My research and practice in to locating wormholes goes a bit awry when Tranquility, the EVE Online server, crashes. When I can get back in to space all of the signature references have been changed. And, of course, my list of ignored signatures, those that I had identified as gravimetric or ladar mining sites, has reset. I need to scan the whole system again. Another problem with trying to determine signature attributes of wormholes is that after resolving two dozen signatures I tend to want to progress from scanning on to a more interesting activity, like flying AFK on auto-pilot. The twenty-fourth signature I resolve turns out to be a wormhole, and I gladly jump through it.

On the other side of the wormhole I find an occupied system, complete with miner, but it too is full of signatures, which is peculiar. Normally, the more profitable sites are cleared first, before the less-challenging and easier to find anomalies. But when I find the Covetor and mining drones that appear on the directional scanner, I learn why there are so many sites. Despite the presence of the drones, the mining barge is not busy mining but sitting inside a tower's shields. I was quite hoping to grab my Manticore if he had actually been mining. The drones are nearby, in a warp disruption bubble, possibly being used as a weak trap. A colleague points out that the pilot of the Covetor is in a two-man corporation, where the other member may well be an alt, so it's no surprise that the Sleeper sites remain undisturbed.
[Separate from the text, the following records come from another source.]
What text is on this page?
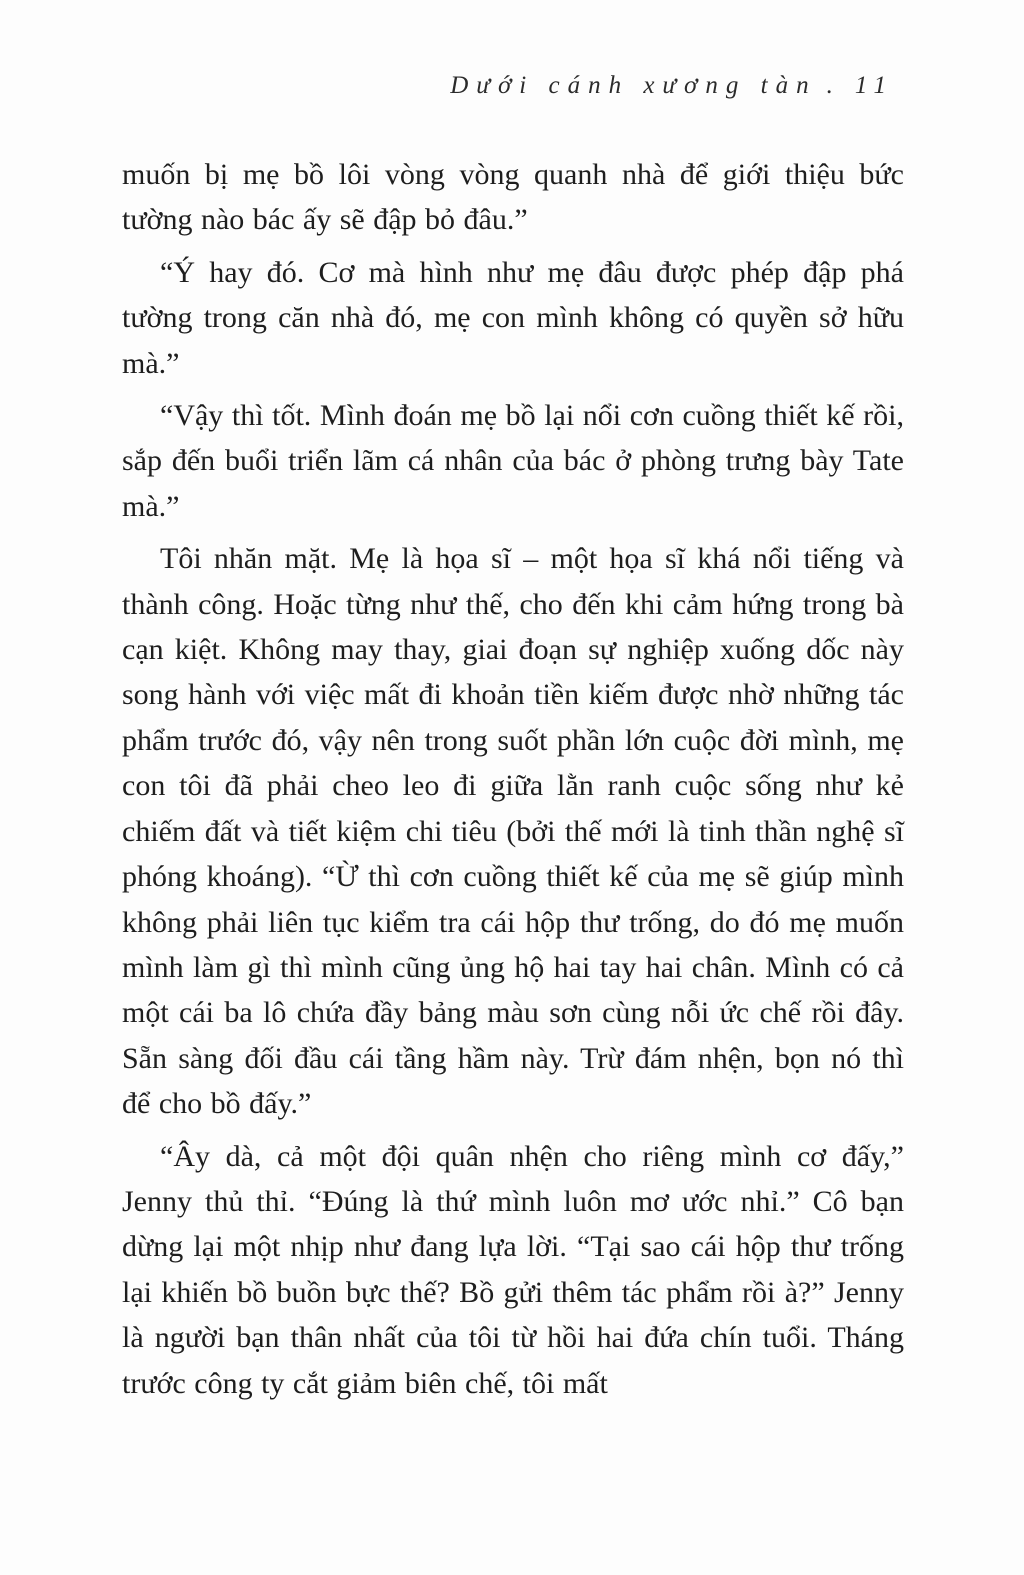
Dưới cánh xương tàn . 11

muốn bị mẹ bồ lôi vòng vòng quanh nhà để giới thiệu bức tường nào bác ấy sẽ đập bỏ đâu.”

“Ý hay đó. Cơ mà hình như mẹ đâu được phép đập phá tường trong căn nhà đó, mẹ con mình không có quyền sở hữu mà.”

“Vậy thì tốt. Mình đoán mẹ bồ lại nổi cơn cuồng thiết kế rồi, sắp đến buổi triển lãm cá nhân của bác ở phòng trưng bày Tate mà.”

Tôi nhăn mặt. Mẹ là họa sĩ – một họa sĩ khá nổi tiếng và thành công. Hoặc từng như thế, cho đến khi cảm hứng trong bà cạn kiệt. Không may thay, giai đoạn sự nghiệp xuống dốc này song hành với việc mất đi khoản tiền kiếm được nhờ những tác phẩm trước đó, vậy nên trong suốt phần lớn cuộc đời mình, mẹ con tôi đã phải cheo leo đi giữa lằn ranh cuộc sống như kẻ chiếm đất và tiết kiệm chi tiêu (bởi thế mới là tinh thần nghệ sĩ phóng khoáng). “Ừ thì cơn cuồng thiết kế của mẹ sẽ giúp mình không phải liên tục kiểm tra cái hộp thư trống, do đó mẹ muốn mình làm gì thì mình cũng ủng hộ hai tay hai chân. Mình có cả một cái ba lô chứa đầy bảng màu sơn cùng nỗi ức chế rồi đây. Sẵn sàng đối đầu cái tầng hầm này. Trừ đám nhện, bọn nó thì để cho bồ đấy.”

“Ây dà, cả một đội quân nhện cho riêng mình cơ đấy,” Jenny thủ thỉ. “Đúng là thứ mình luôn mơ ước nhỉ.” Cô bạn dừng lại một nhịp như đang lựa lời. “Tại sao cái hộp thư trống lại khiến bồ buồn bực thế? Bồ gửi thêm tác phẩm rồi à?” Jenny là người bạn thân nhất của tôi từ hồi hai đứa chín tuổi. Tháng trước công ty cắt giảm biên chế, tôi mất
Luckily, in this wealth of opportunity, my first choice of signature to resolve, a most-likely percentage scan result, turns out to be another wormhole, this one leading to a low-sec system in New Eden. An exit. I go back to the tower, drop off the bookmarks, and grab my Crane. I head back to corporation HQ to refresh my BPO ME research jobs, but I don't pick up a new ship. Scanning has taken so long that I don't have the time to research and buy all the fittings for the ship, so I may as well wait for a more opportune day. As it turns out, a colleague continues scanning and finds a high-sec wormhole in a class 1 w-space system neighbouring the one with the low-sec exit. But more wormhole engineers are arriving, and we have sites to plunder.